We are excited to build support for this, if you or others have ideas or a wishlist, please add them to this thread: https://github.com/orgs/langfuse/discussions/4757
> retries for instructor like structured outputs mess up the traces, i wonder if they can be tracked and collapsible
Great feedback. Being able to retroactively downrank llm calls to be `debug` level in order to collapse/hide them by default would be interesting. Added thread for this here: https://github.com/orgs/langfuse/discussions/4758
> chatgpt canvas like "drafting" workflows are on the rise (https://www.latent.space/p/inference-fast-and-slow) and again its noisy to see in a chat flow
Can you share an example trace for this or open a thread on github? Would love to understand this in more detail as I have seen different trace-representations of it -- the best yet was a _git diff_ on a wrapper span for every iteration.
> how often do people actually use the feedback tagging and then subsequently finetuning? i always feel guilty that i dont do it yet and wonder when and where i should.
Have not seen finetuning based on user-feedback a lot as the feedback can be noisy and low in frequency (unless there is a very clear feedback loop built into the product). More common workflow that I have seen: identify new problems via user feedback -> review them manually -> create llm-as-a-judge or other automated evals for this problem -> select "good" examples for fine-tuning based on a mix of different evals that currently run on production data -> sanitize the dataset (e.g. remove PII).
Finetuning has been more popular for structured output, sql generation (clear feedback loop / retries at run-time if the output does not work). More teams fine-tune on all the output that has passed this initial run-time gate for model distillation without further quality controls on the training dataset. They usually then run evals on a test dataset in order to verify whether the fine-tuned hits their quality bar.
good luck keep going.
I've liked having the traces and scores in a unified browser based UI, it made sanity checking experiments way easier than doing the same thing inside the notebook.
The trace/generation retrieval API was brutally slow for bulk scanning operations, so I bypassed it and just queried the db directly. But the is the beauty of open source/self hosted code.
Can you create an issue with more details on the API performance problems? We monitor strict SLOs on the public API for Langfuse Cloud and are not aware of any ongoing issues, would love to learn more.
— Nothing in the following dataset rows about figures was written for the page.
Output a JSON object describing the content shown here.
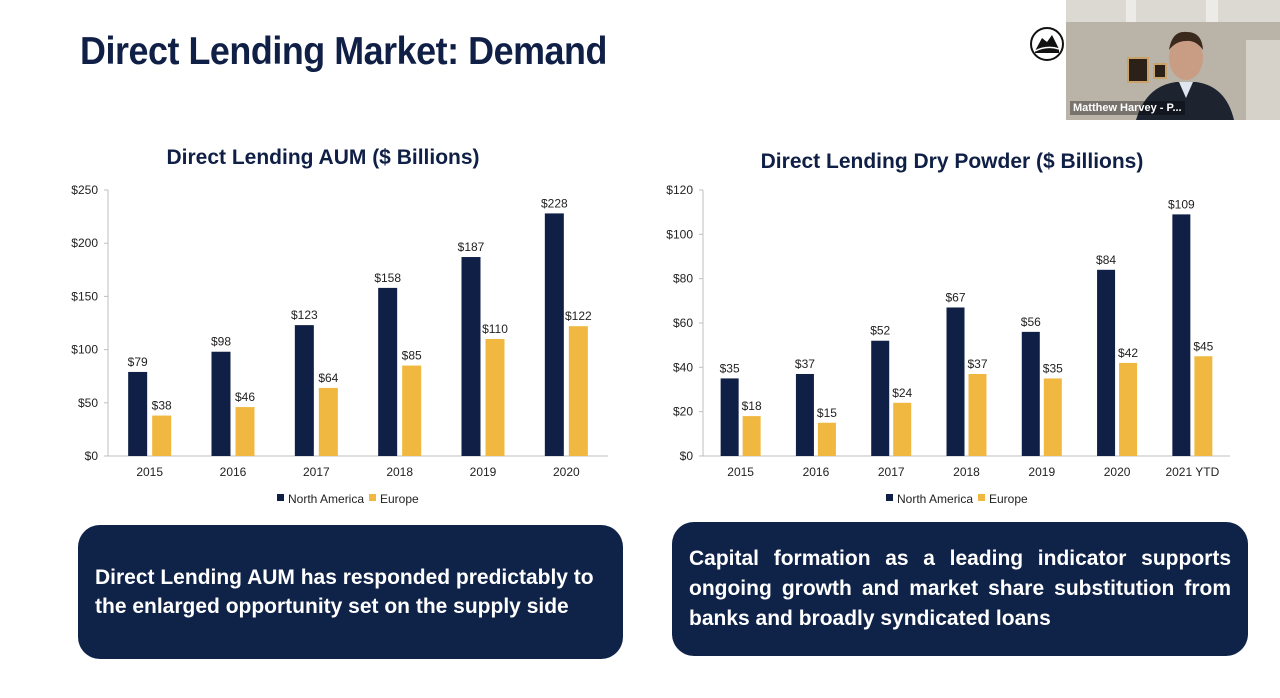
{
  "slide": {
    "title": "Direct Lending Market: Demand"
  },
  "colors": {
    "navy": "#0f1f45",
    "north_america": "#0f1f45",
    "europe": "#f0b840",
    "box": "#0f2248",
    "grid_axis": "#bfbfbf"
  },
  "chart_data": [
    {
      "type": "bar",
      "title": "Direct Lending AUM ($ Billions)",
      "categories": [
        "2015",
        "2016",
        "2017",
        "2018",
        "2019",
        "2020"
      ],
      "series": [
        {
          "name": "North America",
          "values": [
            79,
            98,
            123,
            158,
            187,
            228
          ],
          "labels": [
            "$79",
            "$98",
            "$123",
            "$158",
            "$187",
            "$228"
          ]
        },
        {
          "name": "Europe",
          "values": [
            38,
            46,
            64,
            85,
            110,
            122
          ],
          "labels": [
            "$38",
            "$46",
            "$64",
            "$85",
            "$110",
            "$122"
          ]
        }
      ],
      "ylim": [
        0,
        250
      ],
      "yticks": [
        0,
        50,
        100,
        150,
        200,
        250
      ],
      "ytick_labels": [
        "$0",
        "$50",
        "$100",
        "$150",
        "$200",
        "$250"
      ],
      "legend": "bottom-center",
      "grid": false
    },
    {
      "type": "bar",
      "title": "Direct Lending Dry Powder ($ Billions)",
      "categories": [
        "2015",
        "2016",
        "2017",
        "2018",
        "2019",
        "2020",
        "2021 YTD"
      ],
      "series": [
        {
          "name": "North America",
          "values": [
            35,
            37,
            52,
            67,
            56,
            84,
            109
          ],
          "labels": [
            "$35",
            "$37",
            "$52",
            "$67",
            "$56",
            "$84",
            "$109"
          ]
        },
        {
          "name": "Europe",
          "values": [
            18,
            15,
            24,
            37,
            35,
            42,
            45
          ],
          "labels": [
            "$18",
            "$15",
            "$24",
            "$37",
            "$35",
            "$42",
            "$45"
          ]
        }
      ],
      "ylim": [
        0,
        120
      ],
      "yticks": [
        0,
        20,
        40,
        60,
        80,
        100,
        120
      ],
      "ytick_labels": [
        "$0",
        "$20",
        "$40",
        "$60",
        "$80",
        "$100",
        "$120"
      ],
      "legend": "bottom-center",
      "grid": false
    }
  ],
  "callouts": {
    "aum": "Direct Lending AUM has responded predictably to the enlarged opportunity set on the supply side",
    "dry_powder": "Capital formation as a leading indicator supports ongoing growth and market share substitution from banks and broadly syndicated loans"
  },
  "webcam": {
    "participant_name": "Matthew Harvey - P..."
  }
}
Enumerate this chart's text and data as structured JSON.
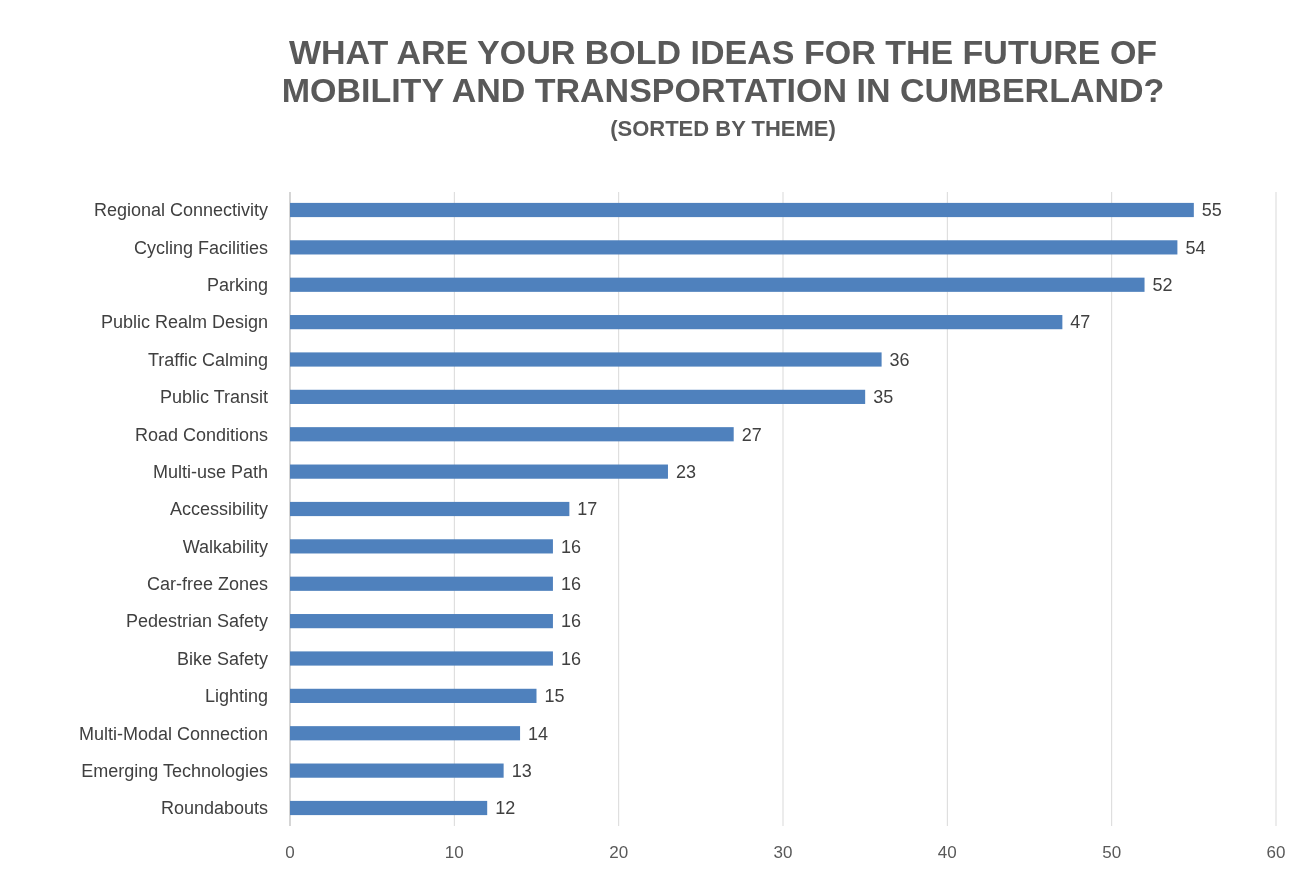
{
  "chart_data": {
    "type": "bar",
    "orientation": "horizontal",
    "title": "WHAT ARE YOUR BOLD IDEAS FOR THE FUTURE OF MOBILITY AND TRANSPORTATION IN CUMBERLAND?",
    "subtitle": "(SORTED BY THEME)",
    "categories": [
      "Regional Connectivity",
      "Cycling Facilities",
      "Parking",
      "Public Realm Design",
      "Traffic Calming",
      "Public Transit",
      "Road Conditions",
      "Multi-use Path",
      "Accessibility",
      "Walkability",
      "Car-free Zones",
      "Pedestrian Safety",
      "Bike Safety",
      "Lighting",
      "Multi-Modal Connection",
      "Emerging Technologies",
      "Roundabouts"
    ],
    "values": [
      55,
      54,
      52,
      47,
      36,
      35,
      27,
      23,
      17,
      16,
      16,
      16,
      16,
      15,
      14,
      13,
      12
    ],
    "color": "#4f81bd",
    "xlim": [
      0,
      60
    ],
    "xticks": [
      0,
      10,
      20,
      30,
      40,
      50,
      60
    ],
    "grid": "x",
    "data_labels": true
  }
}
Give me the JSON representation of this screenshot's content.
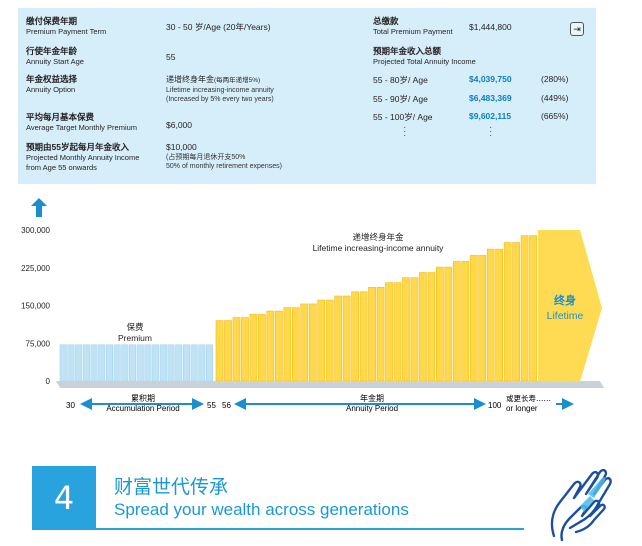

Key to our LLM customer feedback flywheel and dataset building.
We've been building an agent platform and some of our customers wanted someway to exfil OTEL traces to their own setup. Initially we tried building our own but then realised Languse does exactly what we needed doing. So we offered it as a first class integration, (and started using it internally).
Great product, and hope you guys continue to improve it!
Overview of community integrations: https://langfuse.com/docs/integrations/overview
Packages that depend on Langfuse: https://langfuse.com/faq/all/packages-depending-on-langfuse
We also offer some optional commercial add-on features that can help iterate faster or support very large teams using Langfuse. However, these features are entirely optional and we do our best to be transparent about this across our docs.
https://news.ycombinator.com/yli.html
We use various LLMs as a core part of our app but I'm looking for ways to more quickly iterate on our prompts, test different LLM outputs against each other, etc. ideally while minimizing deploys. Would Langfuse serve that purpose?